Transplantations rénales : des évolutions sociétales et techniques

13/12/2019 Par Corinne Tutin
Urologie

Donneurs à critères élargis, donneurs vivants, chirurgie robot-assistée, marqueurs de qualité des greffons : les études se multiplient pour augmenter l’accessibilité et le taux de succès de la transplantation rénale. Afin de traiter les nombreux patients avec une insuffisance rénale chronique, davantage de transplantations avec des donneurs à critères élargis (un peu plus âgés, avec parfois une HTA, un diabète) sont entreprises. Les résultats sont globalement satisfaisants. Mais, une étude effectuée sur 10279 transplantations réalisées, dont 43 % provenant de ces donneurs, montre que le taux de complications est malgré tout un peu augmenté dans ce cas (x 1,5), principalement les sténoses et fistules urétérales. Ce qui amène le Dr Benoît Mesnard (CHU de Nantes) à se poser la question d’une surveillance rapprochée chez les receveurs. L’analyse de la graisse périrénale (fraction vasculaire, interleukine 6) pourrait permettre d’évaluer la fonction endothéliale du donneur, son profil inflammatoire, et globalement la qualité du transplant, suggère une autre étude entreprise par le Dr Bastien Gondran-Tellier (CHU de Marseille). Les recherches s’intensifient en tout cas pour identifier des marqueurs non invasifs de la qualité des transplants. Limiter les contraintes et les risques opératoires est essentiel dans le cas de donneurs vivants, qui ne représentaient en 2018 que 15 % des donneurs.

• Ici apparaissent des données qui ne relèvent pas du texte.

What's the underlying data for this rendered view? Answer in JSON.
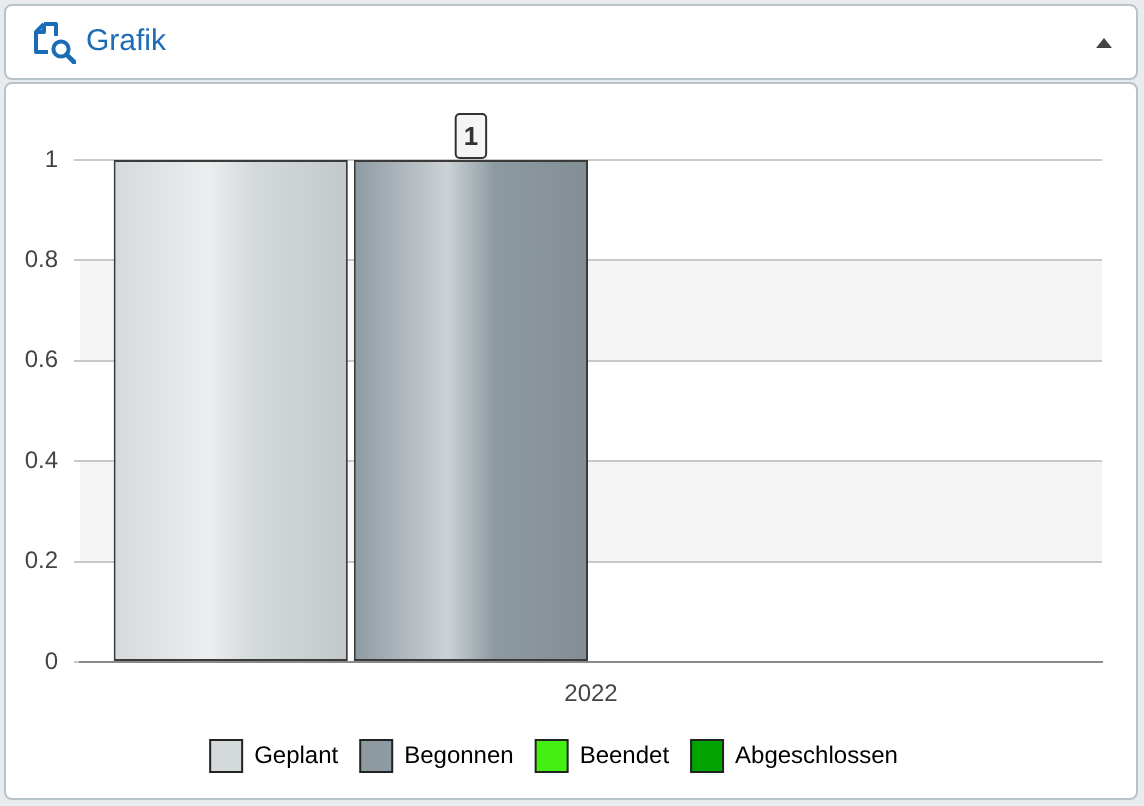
{
  "chart_data": {
    "type": "bar",
    "title": "Grafik",
    "categories": [
      "2022"
    ],
    "series": [
      {
        "name": "Geplant",
        "color": "#d4d9dc",
        "values": [
          1
        ]
      },
      {
        "name": "Begonnen",
        "color": "#8e9aa2",
        "values": [
          1
        ],
        "value_labels": [
          "1"
        ]
      },
      {
        "name": "Beendet",
        "color": "#44f011",
        "values": [
          0
        ]
      },
      {
        "name": "Abgeschlossen",
        "color": "#00a300",
        "values": [
          0
        ]
      }
    ],
    "ylim": [
      0,
      1
    ],
    "yticks": [
      0,
      0.2,
      0.4,
      0.6,
      0.8,
      1
    ],
    "grid": "y",
    "bands": [
      {
        "axis": "y",
        "from": 0.2,
        "to": 0.4,
        "color": "#f5f5f5"
      },
      {
        "axis": "y",
        "from": 0.6,
        "to": 0.8,
        "color": "#f5f5f5"
      }
    ],
    "legend": "bottom"
  }
}
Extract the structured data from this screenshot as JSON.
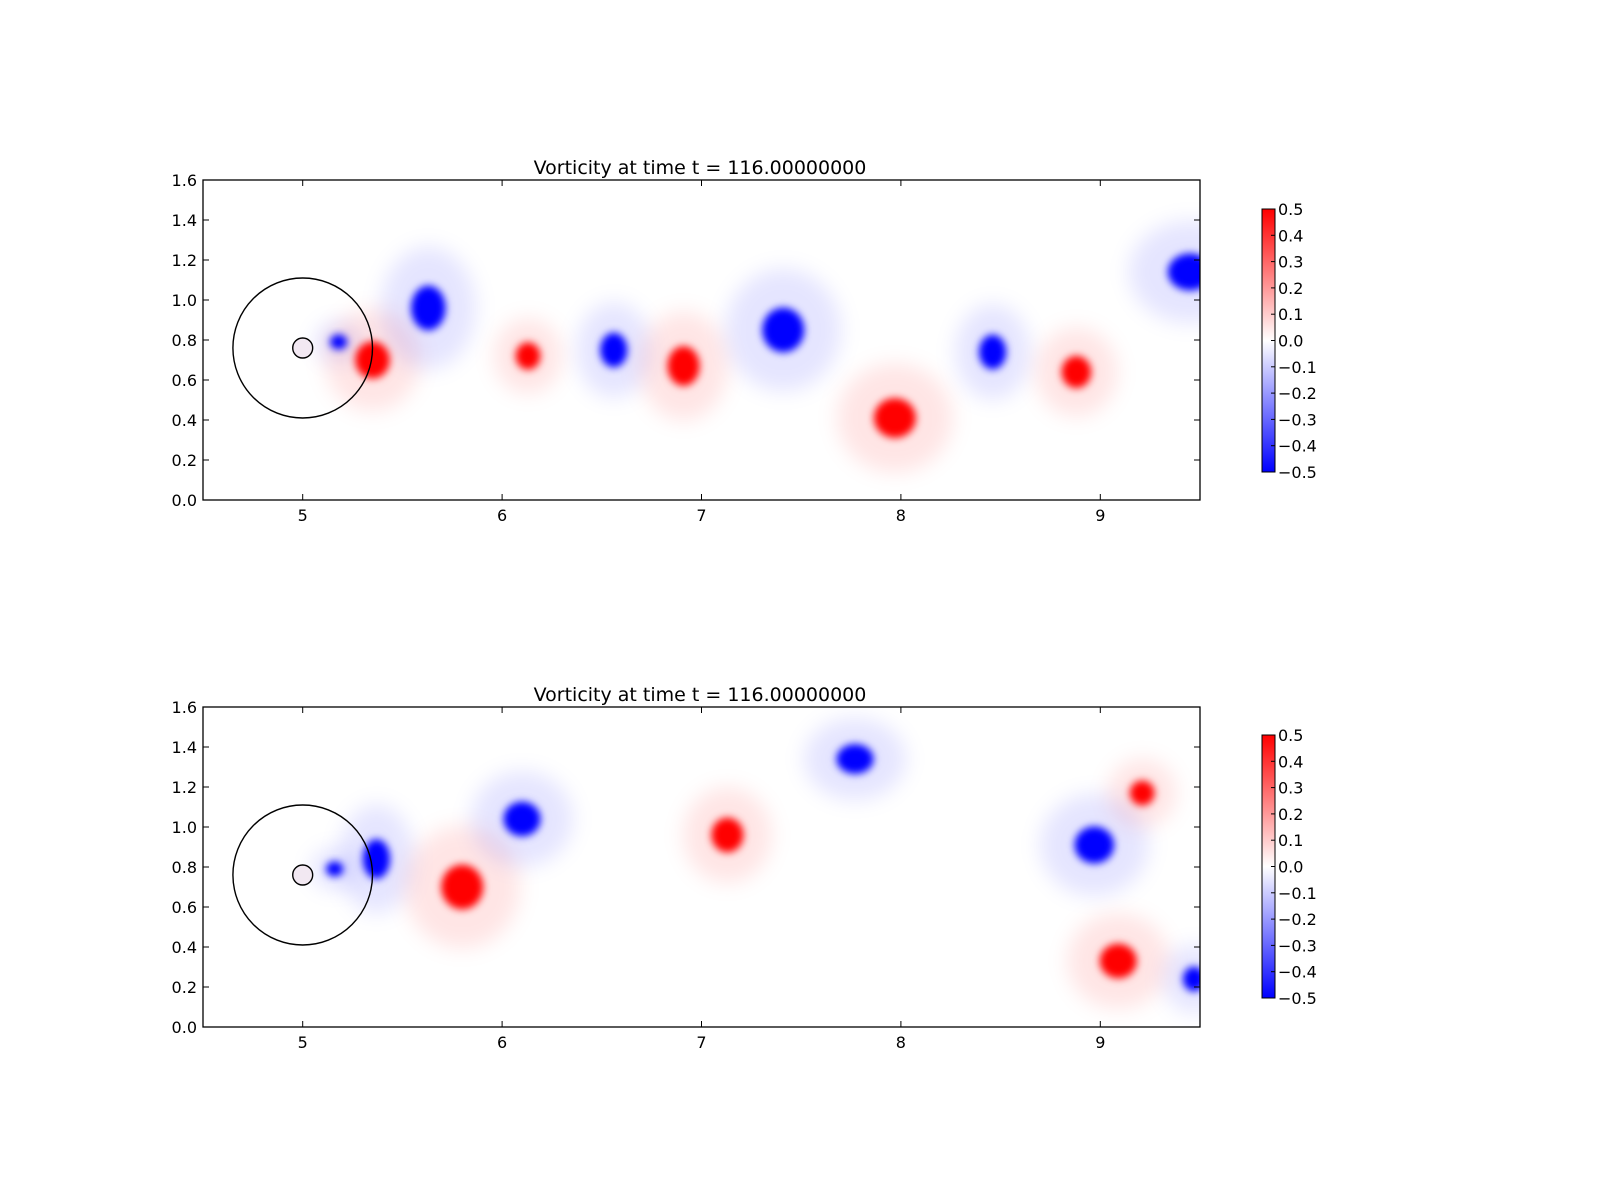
{
  "chart_data": [
    {
      "type": "heatmap",
      "title": "Vorticity at time t =   116.00000000",
      "xlim": [
        4.5,
        9.5
      ],
      "ylim": [
        0.0,
        1.6
      ],
      "xticks": [
        "5",
        "6",
        "7",
        "8",
        "9"
      ],
      "yticks": [
        "0.0",
        "0.2",
        "0.4",
        "0.6",
        "0.8",
        "1.0",
        "1.2",
        "1.4",
        "1.6"
      ],
      "colorbar": {
        "range": [
          -0.5,
          0.5
        ],
        "ticks": [
          "0.5",
          "0.4",
          "0.3",
          "0.2",
          "0.1",
          "0.0",
          "−0.1",
          "−0.2",
          "−0.3",
          "−0.4",
          "−0.5"
        ],
        "colors": [
          "#0000ff",
          "#ffffff",
          "#ff0000"
        ]
      },
      "cylinder": {
        "x": 5.0,
        "y": 0.76,
        "radius": 0.05
      },
      "ring": {
        "x": 5.0,
        "y": 0.76,
        "radius": 0.35
      },
      "vortices": [
        {
          "x": 5.18,
          "y": 0.79,
          "rx": 0.07,
          "ry": 0.06,
          "w": -0.5
        },
        {
          "x": 5.35,
          "y": 0.7,
          "rx": 0.14,
          "ry": 0.15,
          "w": 0.5
        },
        {
          "x": 5.63,
          "y": 0.96,
          "rx": 0.14,
          "ry": 0.18,
          "w": -0.5
        },
        {
          "x": 6.13,
          "y": 0.72,
          "rx": 0.1,
          "ry": 0.11,
          "w": 0.5
        },
        {
          "x": 6.56,
          "y": 0.75,
          "rx": 0.11,
          "ry": 0.14,
          "w": -0.5
        },
        {
          "x": 6.91,
          "y": 0.67,
          "rx": 0.13,
          "ry": 0.16,
          "w": 0.5
        },
        {
          "x": 7.41,
          "y": 0.85,
          "rx": 0.17,
          "ry": 0.18,
          "w": -0.5
        },
        {
          "x": 7.97,
          "y": 0.41,
          "rx": 0.17,
          "ry": 0.16,
          "w": 0.5
        },
        {
          "x": 8.46,
          "y": 0.74,
          "rx": 0.11,
          "ry": 0.14,
          "w": -0.5
        },
        {
          "x": 8.88,
          "y": 0.64,
          "rx": 0.12,
          "ry": 0.13,
          "w": 0.5
        },
        {
          "x": 9.45,
          "y": 1.14,
          "rx": 0.18,
          "ry": 0.15,
          "w": -0.5
        }
      ]
    },
    {
      "type": "heatmap",
      "title": "Vorticity at time t =   116.00000000",
      "xlim": [
        4.5,
        9.5
      ],
      "ylim": [
        0.0,
        1.6
      ],
      "xticks": [
        "5",
        "6",
        "7",
        "8",
        "9"
      ],
      "yticks": [
        "0.0",
        "0.2",
        "0.4",
        "0.6",
        "0.8",
        "1.0",
        "1.2",
        "1.4",
        "1.6"
      ],
      "colorbar": {
        "range": [
          -0.5,
          0.5
        ],
        "ticks": [
          "0.5",
          "0.4",
          "0.3",
          "0.2",
          "0.1",
          "0.0",
          "−0.1",
          "−0.2",
          "−0.3",
          "−0.4",
          "−0.5"
        ],
        "colors": [
          "#0000ff",
          "#ffffff",
          "#ff0000"
        ]
      },
      "cylinder": {
        "x": 5.0,
        "y": 0.76,
        "radius": 0.05
      },
      "ring": {
        "x": 5.0,
        "y": 0.76,
        "radius": 0.35
      },
      "vortices": [
        {
          "x": 5.16,
          "y": 0.79,
          "rx": 0.07,
          "ry": 0.06,
          "w": -0.5
        },
        {
          "x": 5.37,
          "y": 0.84,
          "rx": 0.11,
          "ry": 0.16,
          "w": -0.5
        },
        {
          "x": 5.8,
          "y": 0.7,
          "rx": 0.17,
          "ry": 0.18,
          "w": 0.5
        },
        {
          "x": 6.1,
          "y": 1.04,
          "rx": 0.15,
          "ry": 0.14,
          "w": -0.5
        },
        {
          "x": 7.13,
          "y": 0.96,
          "rx": 0.13,
          "ry": 0.14,
          "w": 0.5
        },
        {
          "x": 7.77,
          "y": 1.34,
          "rx": 0.15,
          "ry": 0.12,
          "w": -0.5
        },
        {
          "x": 8.97,
          "y": 0.91,
          "rx": 0.16,
          "ry": 0.15,
          "w": -0.5
        },
        {
          "x": 9.21,
          "y": 1.17,
          "rx": 0.1,
          "ry": 0.1,
          "w": 0.5
        },
        {
          "x": 9.09,
          "y": 0.33,
          "rx": 0.15,
          "ry": 0.14,
          "w": 0.5
        },
        {
          "x": 9.47,
          "y": 0.24,
          "rx": 0.09,
          "ry": 0.1,
          "w": -0.5
        }
      ]
    }
  ]
}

Deux études menées sur respectivement 79 et 100 donneurs vivants opérés par les équipes des hôpitaux de la Pitié Salpêtrière à Paris et Henri Mondor à Créteil (94) révèlent que la voie coelioscopique robot-assistée...

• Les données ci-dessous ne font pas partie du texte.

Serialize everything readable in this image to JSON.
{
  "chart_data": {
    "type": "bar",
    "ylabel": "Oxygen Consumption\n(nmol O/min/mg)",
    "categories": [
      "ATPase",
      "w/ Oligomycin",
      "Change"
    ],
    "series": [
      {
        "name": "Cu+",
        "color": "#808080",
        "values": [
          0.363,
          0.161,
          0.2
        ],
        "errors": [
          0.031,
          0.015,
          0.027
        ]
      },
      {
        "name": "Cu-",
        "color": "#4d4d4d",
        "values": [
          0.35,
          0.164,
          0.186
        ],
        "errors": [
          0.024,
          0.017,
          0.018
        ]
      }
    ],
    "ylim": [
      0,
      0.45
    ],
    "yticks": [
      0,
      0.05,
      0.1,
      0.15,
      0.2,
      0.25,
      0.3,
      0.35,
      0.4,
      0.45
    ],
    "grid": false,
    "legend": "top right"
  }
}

qui était jusqu’ici rarement utilisée pour la transplantation rénale, est fiable « avec une petite taille de l’incision cutanée, une sécurité de la ligature artérielle, un confort pour le chirurgien ». « Elle permet de combiner l’apport de la robotique pour la dissection du pédicule rénal et les bénéfices de la laparoscopie pour les suites post-opératoires sans altérer la qualité du greffon ». Apport de la coelioscopie chez le patient obèse Cette intervention permet aussi de transplanter des patients obèses, qui ne le pouvaient pas auparavant, « en raison des difficultés techniques du geste par laparotomie, d’un risque de complications post-opératoires accru », précise le Dr Thomas Prudhomme (CHU de Toulouse). Or, rappelle ce praticien, « 30 à 50 % des patients en dialyse sont obèses ». Les données d’une première étude multicentrique prospective internationale comparative révèlent que les résultats fonctionnels (débit de filtration glomérulaire après 1 an de suivi), la durée du geste, et le taux de complications (hémorragies, taux de conversion en chirurgie ouverte) sont similaires pour la transplantation coelioscopique de donneurs vivants chez les patients obèses (32 malades inclus dans cette étude) et les patients non obèses (137 dont 66 en surpoids), rapporte le Dr  Prudhomme. De bons résultats ont aussi été retrouvés dans une étude de 28 patients obèses, ou avec un périmètre abdominal dépassant 105 cm, contre-indiqués à la transplantation par laparotomie et opérés par voie robot-assisté au CHU de Toulouse. Précisons que chez les patients obèses, la transplantation devant être programmée, on ne peut recourir en général qu’à des donneurs vivants.  

En quelques chiffres 
L’activité de transplantation rénale a baissé d’environ 6 % en 2018 (3567 greffes) par rapport à 2017 avec une réduction des taux de prélèvements sur sujets décédés en état de mort encéphalique (- 154 greffes) (ce qui est peut-être dû à une réduction de la mortalité pour AVC), non compensée par un accroissement des prélèvements de donneurs décédés après arrêt circulatoire (catégorie III de Maastricht) (+ 35 greffes). Les transplantations de donneurs vivants, « qui nécessitent un investissement important des équipes » sont également en recul (541 greffes, - 11 %). En 2018, 19625 patients étaient en attente de transplantation rénale mais le taux de croissance s’est ralenti (+ 4 % contre 6 à 9 % les années précédentes) (Rapport annuel de l’Agence de Biomédecine).